Title: Advances in Organ-on-a-Chip Engineering
Presenter: Milica Radisic
Host: N/A
Date: February 8, 2022
Time: 12:00pm – 1:00pm
Meeting Link: https://us02web.zoom.us/j/83703247484?pwd=YmlCVUFpUEMyZFFtUm5Jbk5TYVlTQT09
Abstract:
Recent advances in human pluripotent stem cell (hPSC) biology enable derivation of essentially any cell type in the human body, and development of three-dimensional (3D) tissue models for drug discovery, safety testing, disease modelling and regenerative medicine applications. However, limitations related to cell maturation, vascularization, cellular fidelity and inter-organ communication still remain. Relying on an engineering approach, microfluidics and microfabrication techniques our laboratory has developed new technologies aimed at overcoming them.

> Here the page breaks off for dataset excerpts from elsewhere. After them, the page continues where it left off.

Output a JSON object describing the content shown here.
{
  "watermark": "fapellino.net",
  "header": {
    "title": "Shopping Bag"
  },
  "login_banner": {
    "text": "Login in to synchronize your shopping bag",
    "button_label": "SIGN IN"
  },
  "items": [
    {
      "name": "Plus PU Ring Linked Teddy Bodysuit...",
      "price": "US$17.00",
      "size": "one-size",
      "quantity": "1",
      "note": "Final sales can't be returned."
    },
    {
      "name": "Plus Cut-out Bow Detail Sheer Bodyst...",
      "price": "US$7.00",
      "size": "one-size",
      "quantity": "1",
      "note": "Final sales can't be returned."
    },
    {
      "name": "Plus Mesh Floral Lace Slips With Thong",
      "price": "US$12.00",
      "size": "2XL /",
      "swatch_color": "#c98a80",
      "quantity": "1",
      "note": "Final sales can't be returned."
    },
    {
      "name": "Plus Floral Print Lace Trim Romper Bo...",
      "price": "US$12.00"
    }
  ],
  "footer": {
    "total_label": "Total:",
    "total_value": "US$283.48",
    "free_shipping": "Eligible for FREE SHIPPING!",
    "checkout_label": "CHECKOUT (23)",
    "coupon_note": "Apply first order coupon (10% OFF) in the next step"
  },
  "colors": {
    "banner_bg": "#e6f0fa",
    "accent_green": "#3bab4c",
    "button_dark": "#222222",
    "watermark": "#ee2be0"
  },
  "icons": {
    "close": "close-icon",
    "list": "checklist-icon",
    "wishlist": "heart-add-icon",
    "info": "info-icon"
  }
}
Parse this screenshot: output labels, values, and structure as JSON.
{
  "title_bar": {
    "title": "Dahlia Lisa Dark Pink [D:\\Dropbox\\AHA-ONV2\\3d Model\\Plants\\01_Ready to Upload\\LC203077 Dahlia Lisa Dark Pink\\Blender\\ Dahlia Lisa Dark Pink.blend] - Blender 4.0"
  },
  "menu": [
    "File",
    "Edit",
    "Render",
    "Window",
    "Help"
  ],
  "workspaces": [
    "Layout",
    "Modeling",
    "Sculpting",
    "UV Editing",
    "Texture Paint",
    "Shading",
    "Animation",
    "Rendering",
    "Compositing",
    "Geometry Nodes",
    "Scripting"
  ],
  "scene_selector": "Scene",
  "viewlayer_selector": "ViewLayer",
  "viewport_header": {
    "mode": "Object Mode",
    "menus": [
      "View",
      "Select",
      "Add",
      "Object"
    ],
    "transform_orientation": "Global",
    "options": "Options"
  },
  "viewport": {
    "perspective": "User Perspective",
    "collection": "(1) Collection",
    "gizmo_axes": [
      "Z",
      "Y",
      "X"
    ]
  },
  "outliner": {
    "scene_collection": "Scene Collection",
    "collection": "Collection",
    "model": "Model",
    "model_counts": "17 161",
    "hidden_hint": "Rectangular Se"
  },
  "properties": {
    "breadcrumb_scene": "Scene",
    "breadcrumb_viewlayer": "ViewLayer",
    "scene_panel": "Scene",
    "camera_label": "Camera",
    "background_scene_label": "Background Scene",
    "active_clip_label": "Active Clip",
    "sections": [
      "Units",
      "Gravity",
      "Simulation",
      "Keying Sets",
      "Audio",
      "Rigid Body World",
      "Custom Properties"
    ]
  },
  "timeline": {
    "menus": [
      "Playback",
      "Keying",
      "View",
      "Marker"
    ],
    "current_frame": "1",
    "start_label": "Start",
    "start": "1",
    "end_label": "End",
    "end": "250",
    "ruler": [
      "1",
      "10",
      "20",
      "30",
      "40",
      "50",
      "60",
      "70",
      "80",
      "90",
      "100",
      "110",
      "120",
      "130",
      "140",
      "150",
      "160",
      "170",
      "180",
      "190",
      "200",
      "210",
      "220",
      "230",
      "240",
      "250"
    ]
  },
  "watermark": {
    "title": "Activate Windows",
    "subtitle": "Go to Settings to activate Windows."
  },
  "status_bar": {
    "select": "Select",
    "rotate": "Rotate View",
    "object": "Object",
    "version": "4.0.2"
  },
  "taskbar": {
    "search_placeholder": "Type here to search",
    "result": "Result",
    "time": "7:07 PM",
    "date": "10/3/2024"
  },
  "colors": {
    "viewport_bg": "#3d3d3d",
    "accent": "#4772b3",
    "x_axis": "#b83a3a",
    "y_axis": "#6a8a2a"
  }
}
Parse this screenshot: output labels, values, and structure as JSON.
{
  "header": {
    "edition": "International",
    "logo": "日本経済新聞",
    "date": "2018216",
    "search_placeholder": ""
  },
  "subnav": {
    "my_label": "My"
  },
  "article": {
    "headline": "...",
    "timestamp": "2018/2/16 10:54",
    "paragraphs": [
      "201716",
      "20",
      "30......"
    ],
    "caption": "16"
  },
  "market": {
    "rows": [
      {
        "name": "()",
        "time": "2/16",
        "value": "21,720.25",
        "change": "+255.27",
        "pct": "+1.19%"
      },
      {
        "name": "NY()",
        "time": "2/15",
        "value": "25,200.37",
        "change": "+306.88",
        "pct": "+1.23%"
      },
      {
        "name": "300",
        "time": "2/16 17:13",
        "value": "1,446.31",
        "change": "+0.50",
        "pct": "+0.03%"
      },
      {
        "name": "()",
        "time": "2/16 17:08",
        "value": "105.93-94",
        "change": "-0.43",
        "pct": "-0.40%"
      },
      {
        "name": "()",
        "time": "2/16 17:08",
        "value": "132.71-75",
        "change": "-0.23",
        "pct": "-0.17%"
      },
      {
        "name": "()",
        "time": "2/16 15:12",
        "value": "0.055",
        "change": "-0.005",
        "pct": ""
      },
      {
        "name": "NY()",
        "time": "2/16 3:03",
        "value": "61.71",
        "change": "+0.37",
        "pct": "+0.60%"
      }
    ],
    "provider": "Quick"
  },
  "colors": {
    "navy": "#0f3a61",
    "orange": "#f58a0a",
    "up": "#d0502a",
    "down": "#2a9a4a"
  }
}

Since native heart tissue is unable to regenerate after injury, induced pluripotent stem cells (iPSC) represent a promising source for human cardiomyocytes. Here, biological wire (Biowire) technology will be described, developed to specifically enhance maturation levels of hPSC based cardiac tissues, by controlling tissue geometry and electrical field stimulation regime. I will describe new applications of the Biowire technology in engineering a specifically atrial and specifically ventricular cardiac tissues, safety testing of small molecule kinase inhibitors, potential new cancer drugs, modelling of left ventricular hypertrophy using patient derived cells and studying the effects of covid19 on the heart.
For probing of more complex physiological questions, dependent on the flow of culture media or blood, incorporation of vasculature is required, most commonly performed in organ-on-a-chip devices. Current organ-on-a-chip devices are limited by the presence of non-physiological materials such as glass and drug-absorbing PDMS as well as the necessity for specialized equipment such as vacuum lines and fluid pumps that inherently limit their throughput. An overview of two new technologies, AngioChip, inVADE and h-FIBER will be presented, that overcome the noted limitations and enable engineering of vascularized liver, heart and kidney as well as studies of cancer metastasis. These platforms enable facile operation and imaging in a set-up resembling a 96-well plate. Using polymer engineering, we were able to marry two seemingly opposing criteria in these platforms, permeability and mechanical stability, to engineer vasculature suitable for biological discovery and direct surgical anastomosis to the host vasculature.
Finally, I will discuss the importance of incorporating naturally fractal cues, in a platform termed miCRAFT, and designed to increase the fidelity of branching architecture of kidney podocytes.